As the recently published Beijing Graduating Student Employment Center's 2006 Survey points out, almost two-thirds of recent college graduates make less than 2,000 yuan a month. They can barely cover their basic living expenses. 

At one station in the Exhibition Center, a staff member organized a huge pile of job applications. Ninety percent of them have "1,000 to 2,000 yuan" written as the expected entrance salary.
In 1999 China's universities started to increase admissions as part of a national policy. After the first wave of students have been in society for three years, they've developed more rational perspectives towards employment. The big city, good industry, high salary expectations have weakened.
Ren Zhanzhong, director of the Center says tells the Economic Observer that the average salary of 2006 graduates was 2,262.31 yuan. But discrepancies in salaries between different industries was very large, and many salaries were lower than 800 yuan.
According Ren Zhanzhong, businesses think this is normal compensation because they have no way of knowing how adaptable and capable these new hires will be. They must be trained and tested before they can be used to their full potential.
Chen Jun, deputy director of the National Employment Mobility Center, uses both "first-time unemployed" and "second-time unemployed" figures to assess this phenomenon. "It's like the housing market," she says. "The first property that is bought just has to satisfy basic needs; the second purchase aims to improve one's lifestyle.

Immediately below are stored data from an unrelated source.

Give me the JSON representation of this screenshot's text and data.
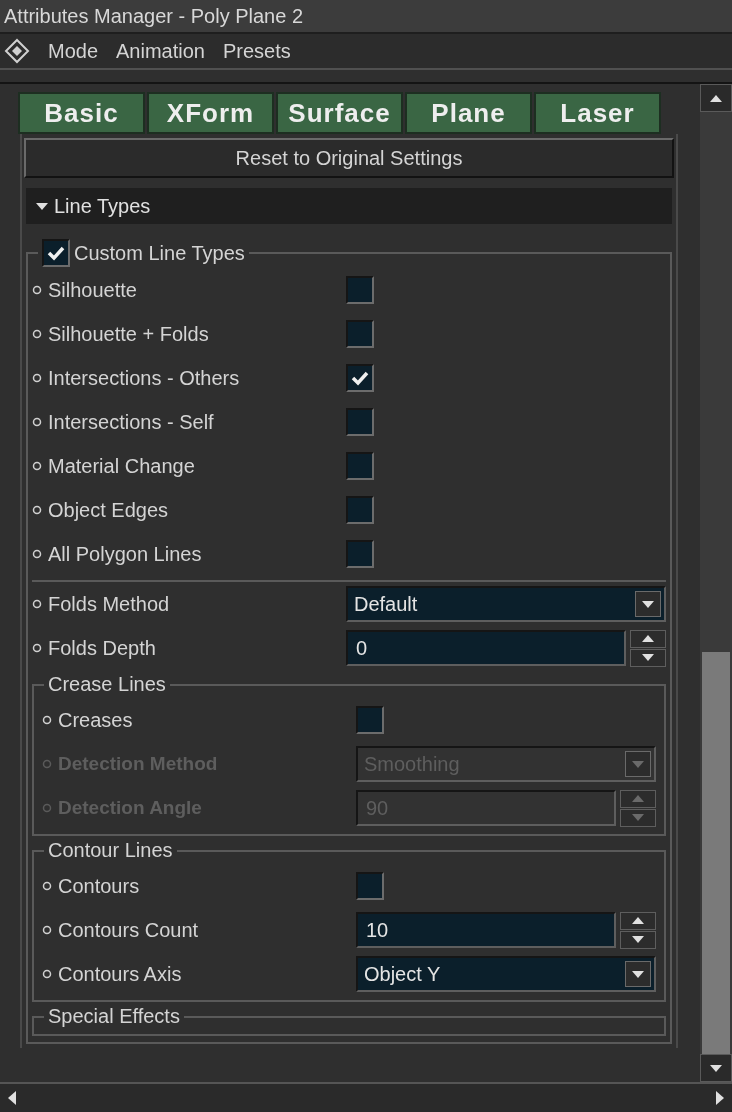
{
  "window": {
    "title": "Attributes Manager - Poly Plane 2"
  },
  "menu": [
    "Mode",
    "Animation",
    "Presets"
  ],
  "tabs": [
    {
      "label": "Basic"
    },
    {
      "label": "XForm"
    },
    {
      "label": "Surface"
    },
    {
      "label": "Plane"
    },
    {
      "label": "Laser"
    }
  ],
  "reset_button": "Reset to Original Settings",
  "section": {
    "title": "Line Types",
    "expanded": true
  },
  "custom_group": {
    "label": "Custom Line Types",
    "checked": true,
    "rows": [
      {
        "label": "Silhouette",
        "checked": false
      },
      {
        "label": "Silhouette + Folds",
        "checked": false
      },
      {
        "label": "Intersections - Others",
        "checked": true
      },
      {
        "label": "Intersections - Self",
        "checked": false
      },
      {
        "label": "Material Change",
        "checked": false
      },
      {
        "label": "Object Edges",
        "checked": false
      },
      {
        "label": "All Polygon Lines",
        "checked": false
      }
    ]
  },
  "params": [
    {
      "kind": "dropdown",
      "label": "Folds Method",
      "value": "Default",
      "disabled": false
    },
    {
      "kind": "spinner",
      "label": "Folds Depth",
      "value": "0",
      "disabled": false
    }
  ],
  "groups": [
    {
      "title": "Crease Lines",
      "rows": [
        {
          "kind": "checkbox",
          "label": "Creases",
          "checked": false,
          "disabled": false
        },
        {
          "kind": "dropdown",
          "label": "Detection Method",
          "value": "Smoothing",
          "disabled": true
        },
        {
          "kind": "spinner",
          "label": "Detection Angle",
          "value": "90",
          "disabled": true
        }
      ]
    },
    {
      "title": "Contour Lines",
      "rows": [
        {
          "kind": "checkbox",
          "label": "Contours",
          "checked": false,
          "disabled": false
        },
        {
          "kind": "spinner",
          "label": "Contours Count",
          "value": "10",
          "disabled": false
        },
        {
          "kind": "dropdown",
          "label": "Contours Axis",
          "value": "Object Y",
          "disabled": false
        }
      ]
    },
    {
      "title": "Special Effects"
    }
  ]
}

Generall speaking, the first job one takes does not bear much in terms of salary or experience. 
According to figures by the National Development and Reform Commission, there will be almost five million college students graduating in 2007, an increase of 820,000 over 2006. 200,000 will be coming from Beijing, a 20,000 increase over 2006.
Ren Zhanzhong says that this kind of situation will be the norm for the next few years, with no improvement in employment opportunities. "Supply and demand are where they are, there's nothing that can be done about it." 
But the government has been working hard to help graduating students get jobs.
Chen tells this reporter that officials have decided to focus on employment for recent graduates during 2007, with a series of measures already being considered in order to improve the employment environment for them. At the beginning of this month, Lenovo, Qingdao Beer, Renhe Group, and 76 others became the first batch of firms approved for employing recent graduates under a new internship framework. 
Chen points out that efforts to establish 1,000 centers offering internships to college graduates are also an important step.